RECENZJA
38\2021
Córy ziemi – Alaitz Leceaga
Wydawnictwo: Albatros
Liczba stron: 545
Premiera: 05.05.2021 r.
Przyznam szczerze, że w momencie zamknięcia ostatniej strony debiutanckiej książki Alaitz Leceaga Las zna twoje imię już wypatrywałam zapowiedzi kolejnej powieści! Sposób opowiadania historii przez pisarkę jest niezwykle urokliwy, tajemniczy i rzucająca na czytelnika magiczne zaklęcie, powodujące potrzebę dalszego czytania, stąd moja fascynacja jej przedstawianiem świata bohaterów stała się bardzo głęboka.
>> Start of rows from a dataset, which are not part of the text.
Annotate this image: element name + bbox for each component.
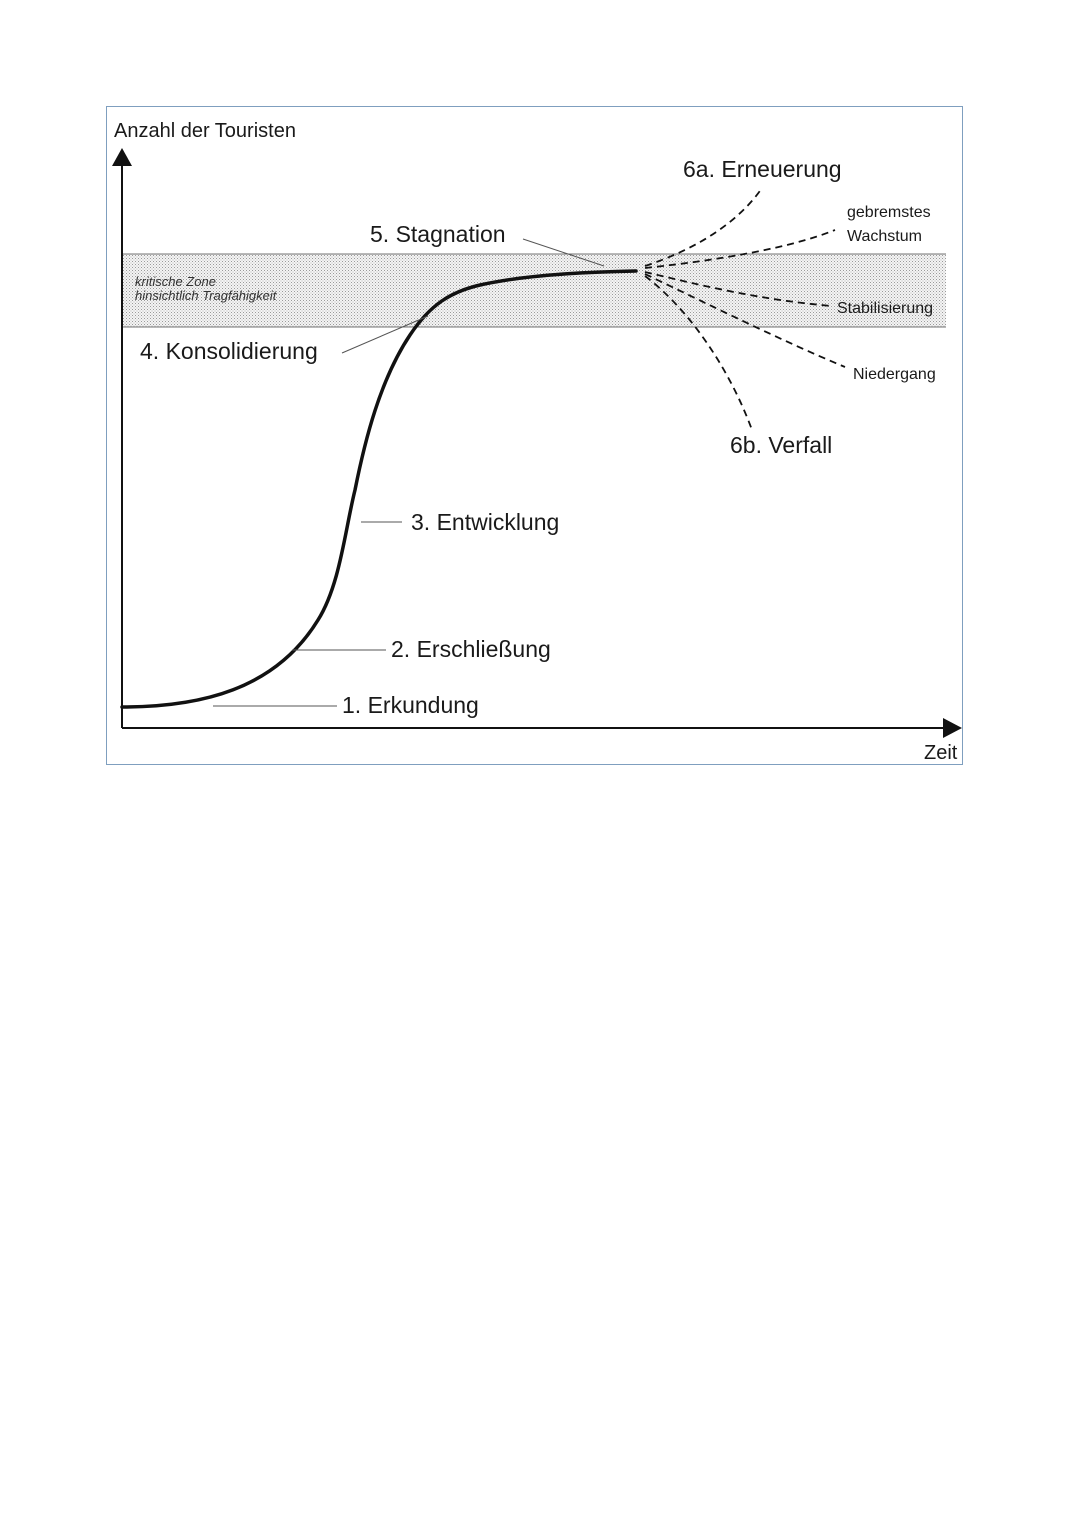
leader-line-s5 [522,238,605,267]
x-axis-label: Zeit [924,742,958,764]
branch-slowed-growth [644,229,836,269]
outcome-slowed-growth-line2: Wachstum [847,228,922,245]
stage-1-label: 1. Erkundung [342,692,479,718]
stage-3-label: 3. Entwicklung [411,509,560,535]
critical-zone-label-2: hinsichtlich Tragfähigkeit [135,288,277,303]
branch-renewal [644,187,763,267]
outcome-slowed-growth-line1: gebremstes [847,204,931,221]
lifecycle-curve [120,269,638,709]
outcome-decline-label: Niedergang [853,366,936,383]
stage-4-label: 4. Konsolidierung [140,338,318,364]
y-axis-arrow-icon [112,148,132,166]
branch-stabilization [644,271,833,307]
stage-5-label: 5. Stagnation [370,221,506,247]
outcome-stabilization-label: Stabilisierung [837,300,934,317]
y-axis-label: Anzahl der Touristen [114,120,296,142]
x-axis-arrow-icon [943,718,962,738]
branch-decline [644,273,846,368]
critical-zone-label-1: kritische Zone [135,274,216,289]
diagram-frame [106,106,963,765]
stage-2-label: 2. Erschließung [391,636,551,662]
stage-6a-label: 6a. Erneuerung [683,156,842,182]
stage-6b-label: 6b. Verfall [730,432,833,458]
leader-line-s4 [341,315,429,354]
critical-zone-band [122,254,946,327]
Córy ziemi to historia o kobietach i dla kobiet. Pokazuje jak ważna jest walka o swoje prawa i niezależność, kierowanie się swoimi potrzebami i pragnieniami, czy spełnianie drzemiących w nas marzeń. Ta książka wywołała we mnie skrajne emocje. Na początku byłam zaskoczona zachowaniem głównej bohaterki i jej zdolnością do usprawiedliwiania złych postaw swojego brata; później pełna podziwu, odwagi i determinacji w stawianiu czoła utartym schematom i przeciwnościom losu w dążeniu do zamierzonego celu.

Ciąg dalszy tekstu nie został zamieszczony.